As Weld County’s Designated Election Official, I am sworn to provide the citizens of Weld County with safe, fair, accurate and secure elections. It is my authority under Colorado law to determine whether I believe circumstances warrant the posting of Sheriff’s deputies at certain Weld County vote centers on Election Day in order to ensure the safety of voters who exercise their right to vote at those centers. The four vote centers involved are the Greeley Ice Haus, Tozer Elementary School, theUniversity of Northern Colorado, and the Weld County Training Center.
The reason for my decision is that on Election Days in 2006 and 2008, we had situations at certain vote centers where law enforcement was needed. In each instance, persons threatened to return to the vote center “with guns to kill people.” My staff and I evaluated these instances and determined that it will be best for the 2010 General Election to have Sheriff’s deputies posted at certain high-volume vote centers. Each of the four vote centers named above is expected to have high-volume. We are not expecting delays at those vote centers; however, lines are typical at high-volume times on Election Day. The deputies will be present to keep the peace; not to interfere with voting. Sheriff’s deputies will not have access to the names of voters and will not be involved with the actual process of voting. They will not be checking identifications. I believe that the presence of uniformed officers at these vote centers will have the effect of preventing persons from trying to interfere with the exercise of voting privileges by registered electors. Additionally, the posting of a deputy at Tozer Elementary School was requested by the School’s Principal.

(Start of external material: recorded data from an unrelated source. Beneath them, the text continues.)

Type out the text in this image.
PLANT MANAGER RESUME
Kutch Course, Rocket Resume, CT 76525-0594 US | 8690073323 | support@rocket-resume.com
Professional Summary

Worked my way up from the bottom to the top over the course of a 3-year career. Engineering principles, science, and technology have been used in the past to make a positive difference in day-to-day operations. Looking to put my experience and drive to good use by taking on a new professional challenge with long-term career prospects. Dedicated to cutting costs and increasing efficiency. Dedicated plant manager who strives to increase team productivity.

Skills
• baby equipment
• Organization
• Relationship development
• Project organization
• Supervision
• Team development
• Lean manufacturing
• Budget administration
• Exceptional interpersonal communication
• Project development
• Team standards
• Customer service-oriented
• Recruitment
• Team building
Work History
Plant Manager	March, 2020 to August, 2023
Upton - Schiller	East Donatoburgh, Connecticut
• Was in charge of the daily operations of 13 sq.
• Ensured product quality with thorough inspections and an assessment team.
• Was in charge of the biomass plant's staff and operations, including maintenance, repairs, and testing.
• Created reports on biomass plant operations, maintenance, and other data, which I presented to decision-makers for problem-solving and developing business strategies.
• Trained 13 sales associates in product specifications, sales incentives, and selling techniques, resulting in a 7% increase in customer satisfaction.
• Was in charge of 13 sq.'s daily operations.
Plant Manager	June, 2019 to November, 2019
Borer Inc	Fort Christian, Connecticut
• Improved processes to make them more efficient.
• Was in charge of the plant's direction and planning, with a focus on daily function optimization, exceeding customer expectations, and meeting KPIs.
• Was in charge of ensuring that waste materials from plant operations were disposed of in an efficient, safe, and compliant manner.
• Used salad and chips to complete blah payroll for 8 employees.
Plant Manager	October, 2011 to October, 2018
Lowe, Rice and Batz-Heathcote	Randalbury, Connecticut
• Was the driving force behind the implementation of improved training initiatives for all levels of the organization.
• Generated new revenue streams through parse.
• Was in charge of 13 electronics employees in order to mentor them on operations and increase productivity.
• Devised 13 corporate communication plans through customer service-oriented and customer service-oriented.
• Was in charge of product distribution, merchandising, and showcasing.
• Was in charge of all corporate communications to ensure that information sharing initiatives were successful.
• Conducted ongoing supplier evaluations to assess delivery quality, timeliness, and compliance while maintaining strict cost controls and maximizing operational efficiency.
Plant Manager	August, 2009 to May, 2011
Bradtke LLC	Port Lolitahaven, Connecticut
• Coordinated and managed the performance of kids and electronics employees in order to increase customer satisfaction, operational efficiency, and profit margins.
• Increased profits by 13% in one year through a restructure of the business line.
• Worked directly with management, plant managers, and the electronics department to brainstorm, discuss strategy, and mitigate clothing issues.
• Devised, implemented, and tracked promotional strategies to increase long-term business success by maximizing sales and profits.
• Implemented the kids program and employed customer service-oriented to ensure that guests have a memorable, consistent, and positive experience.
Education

Some complaints surfaced in September 2008, as Latino voters claimed to experience insufficient Spanish-language assistance and intimidation from “beefy uniformed cops” in the 2006 midterm election:
[…] Even so, Ulibarri recalls that in some counties in 2008, “Our seniors prefer getting their instructions in Spanish, and they were given the cold shoulder.” The worst case by far is in rural Weld County, perhaps the richest agriculture district in the country east of the Rockies, but with a fast-growing Hispanic population estimated at over 25 percent. But because of a technical loophole – the county had a tiny Latin population in the 2000 census – the county hasn’t yet been required to obey federal civil rights laws requiring Spanish language outreach. But when the latest census results are released early next year, they will, in theory, be required to provide Spanish-language materials and assistance.
Don’t hold your breath waiting for compliance. During the last federal election, beefy uniformed cops manned the check-in desks at some polling places in Greeley, the county’s biggest town.
Those claims resurfaced on Election Day in 2008.
Sean believes the Governor’s office may have overreached when Ritter’s Chief Legal Counsel Trey Rogers emailed Weld County Clerk and Recorder Steve Moreno at 7:39 a.m. (a mere 39 minutes after the polls opened) on election day with a subject line: Please give me a call ASAP…
The following is the text of the email Rogers sent to Moreno.
We’ve had calls here about Weld County Sherriffs [sic] posted outside vote centers. I spoke to Commander Spaulding there and learned that this is the case–deputies have been requested by your office at five centers for the entire day. In light of some tactics in play this year (e-mails sent to voters saying they will be arrested if they try to vote and have unpaid parking tickets or bench warrants, etc.), couldn’t his [sic] cause intimidation? Please give me a call to discuss. Thanks. [emphasis added]
Attempts made late Friday to contact either Markey’s campaign or that of her challenger, Cory Gardner, were unsuccessful.